The two incuse markings used on the M-2795 "303".  Broken tops found in Oregon and northern California show that actually the above markings are four separate marking devices, and combinations of the four were used showing inconsistency and no standard arrangement.

The white M-2795 shown in the display is the only specimen known. No broken specimens have ever been found, which would indicate where this particular specimen may have been used. It is suspected that it was used indoors at powerhouse or substation. This specimen is dated December 7, 1900 and the #4-1 marking. It is in remarkable condition with the only damage being the broken collar underneath the top skirt. It was lovingly cleaned and repaired by Mike Spadafora and Paul Greaves. The white M-2795 was obtained by prominent collector/dealer Dee Willett in the early 1970's and sold to my brother Edward Gish and his wife Judy. 


The only known M-2795 with white top.  The 4-date and manufacturing date markings are shown below.


Very few insulators from the 300 series have survived. All are extremely rare and desirable. The photo below shows the specimens in the display. M-2335 and M-2336 have two spouts and M-2335A has only one. The spouts directed rainwater away from the crossarm. This unique specimen of M-2336, with the crown neatly cut off, was shown in a 1941 Locke advertisement. 

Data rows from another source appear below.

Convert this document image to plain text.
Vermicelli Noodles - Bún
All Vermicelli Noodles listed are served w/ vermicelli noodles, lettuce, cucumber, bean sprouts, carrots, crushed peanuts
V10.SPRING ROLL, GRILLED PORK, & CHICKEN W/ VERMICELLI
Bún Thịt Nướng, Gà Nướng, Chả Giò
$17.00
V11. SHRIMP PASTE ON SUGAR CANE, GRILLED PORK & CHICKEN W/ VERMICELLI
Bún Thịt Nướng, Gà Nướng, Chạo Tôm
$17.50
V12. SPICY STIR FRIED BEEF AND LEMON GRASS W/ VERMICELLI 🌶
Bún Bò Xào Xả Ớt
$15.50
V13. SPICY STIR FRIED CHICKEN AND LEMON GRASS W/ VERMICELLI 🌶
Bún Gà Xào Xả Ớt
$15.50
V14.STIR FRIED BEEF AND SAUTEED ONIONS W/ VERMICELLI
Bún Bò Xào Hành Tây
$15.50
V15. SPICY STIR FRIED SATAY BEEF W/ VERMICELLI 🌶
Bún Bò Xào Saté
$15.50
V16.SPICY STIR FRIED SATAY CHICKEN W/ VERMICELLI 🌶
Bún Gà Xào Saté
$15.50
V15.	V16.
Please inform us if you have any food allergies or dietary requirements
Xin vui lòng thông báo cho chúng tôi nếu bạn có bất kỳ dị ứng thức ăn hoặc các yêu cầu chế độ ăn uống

M-2335 (2 spouts), M-2335A (1 spout), and M-2336 (2 spouts)

The photos below show a unique small diameter glass base compared to the usual glass base used with M-2795. The height is about the same, but note the much thicker glass. Research has not revealed which style porcelain top was used. All the top shells from known Fred Locke insulators are out of proportion with this much smaller diameter base. This will probably remain a mystery. 


Normal glass base (left) for M-2795 compared to smaller, thicker version (right).

A unique Fred Locke specimen is a crude 3-part multipart insulator similar to M-3060 (shown on a previous page). This history of this specimen is not known, but it was from the Lew Hohn collection. 

Fred Locke 3-part insulator similar to M-3060 with marking #7-1.

When Fred Locke "retired" from Locke in late 1904, legend has it that an employee made the Locke Pigs as a retirement gift. It could have been made by Fred Locke himself. Fred Locke "retired" because he was losing control of his company to a group of local financial business men who knew little about making insulators. It has been speculated with good factual basis that the pigs represent these board of directors whose only interest was making money - represented by the pig trough. The pigs are sitting around the pig trough waiting for more to be put in the trough so they could gobble it up. One of the Fred Locke granddaughters, Mrs. Sybil-Ann Kimble, recalls seeing the pigs on her father's desk and enjoyed putting button in the trough.

Locke Pigs given to Fred Locke when he "retired" in late 1904.